Statistics Explained

Unemployment statistics and beyond

Data extracted in May 2022.

Planned article update: May 2023.


In 2021, the EU unemployment rate was 7.0 %, down from 7.2 % in 2020, but above the rate of 6.8 % in 2019.
In 2021, in the EU, the unemployment rate ranged from 2.8 % in Czechia to 14.8 % in Spain.
The unemployment rate in the EU stood at 6.7 % for men and at 7.4 % for women in 2021.

Unemployment rate (total, female, male, youth and senior), 2009-2021
Source: Eurostat

This article focuses on annual statistics on unemployment in the European Union (EU) and its individual Member States, as well as 3 EFTA countries (Iceland, Norway and Switzerland) and one candidate country (Serbia).

A separate article on unemployment statistics presents the unemployment figures on a monthly basis. An article on Labour market slack – annual statistics on unmet needs for employment is also available, focusing on the 3 measures of labour market attachment that supplement the unemployment rate.

Unemployment levels and rates move in a cyclical manner, largely related to the general business cycle. However, other factors such as labour market policies and demographic changes may also influence the short and long-term development of unemployment. In addition to that, the COVID-19 crisis also greatly affected unemployment in 2020 and 2021.
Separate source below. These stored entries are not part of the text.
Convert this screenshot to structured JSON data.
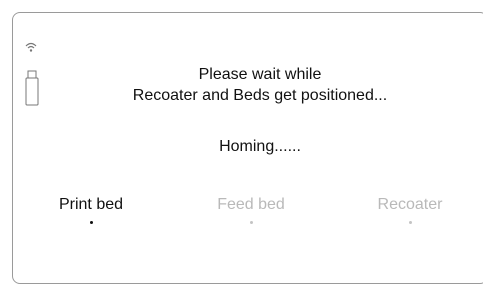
{
  "message": {
    "line1": "Please wait while",
    "line2": "Recoater and Beds get positioned..."
  },
  "status": "Homing......",
  "indicators": {
    "wifi_icon": "wifi-icon",
    "usb_icon": "usb-drive-icon"
  },
  "steps": [
    {
      "label": "Print bed",
      "state": "active"
    },
    {
      "label": "Feed bed",
      "state": "inactive"
    },
    {
      "label": "Recoater",
      "state": "inactive"
    }
  ],
  "colors": {
    "active": "#111111",
    "inactive": "#b9b9b9",
    "border": "#9a9a9a"
  }
}
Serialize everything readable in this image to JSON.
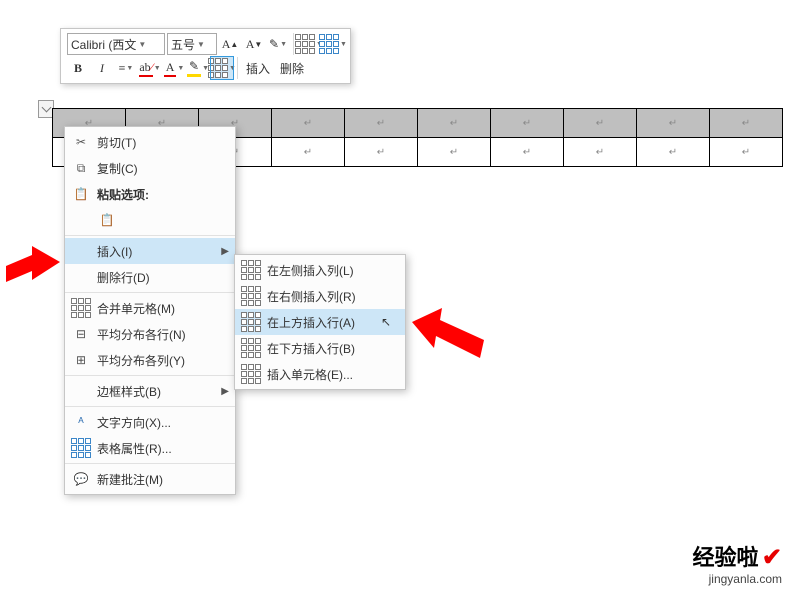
{
  "toolbar": {
    "font_name": "Calibri (西文",
    "font_size": "五号",
    "insert_label": "插入",
    "delete_label": "删除"
  },
  "context_menu": {
    "cut": "剪切(T)",
    "copy": "复制(C)",
    "paste_options": "粘贴选项:",
    "insert": "插入(I)",
    "delete_rows": "删除行(D)",
    "merge_cells": "合并单元格(M)",
    "distribute_rows": "平均分布各行(N)",
    "distribute_cols": "平均分布各列(Y)",
    "border_style": "边框样式(B)",
    "text_direction": "文字方向(X)...",
    "table_properties": "表格属性(R)...",
    "new_comment": "新建批注(M)"
  },
  "insert_submenu": {
    "cols_left": "在左侧插入列(L)",
    "cols_right": "在右侧插入列(R)",
    "rows_above": "在上方插入行(A)",
    "rows_below": "在下方插入行(B)",
    "cells": "插入单元格(E)..."
  },
  "watermark": {
    "title": "经验啦",
    "site": "jingyanla.com"
  }
}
Please note that rates shown in the dynamic tool may differ in some cases from those mentioned in the text, due to continuous revision of the source data. The tool refers to the most recent data (as shown in the Eurostat database under Employment and unemployment (Labour Force Survey), while the text refers to data from May 2022.

Full article

How did the COVID-19 crisis affect unemployment ?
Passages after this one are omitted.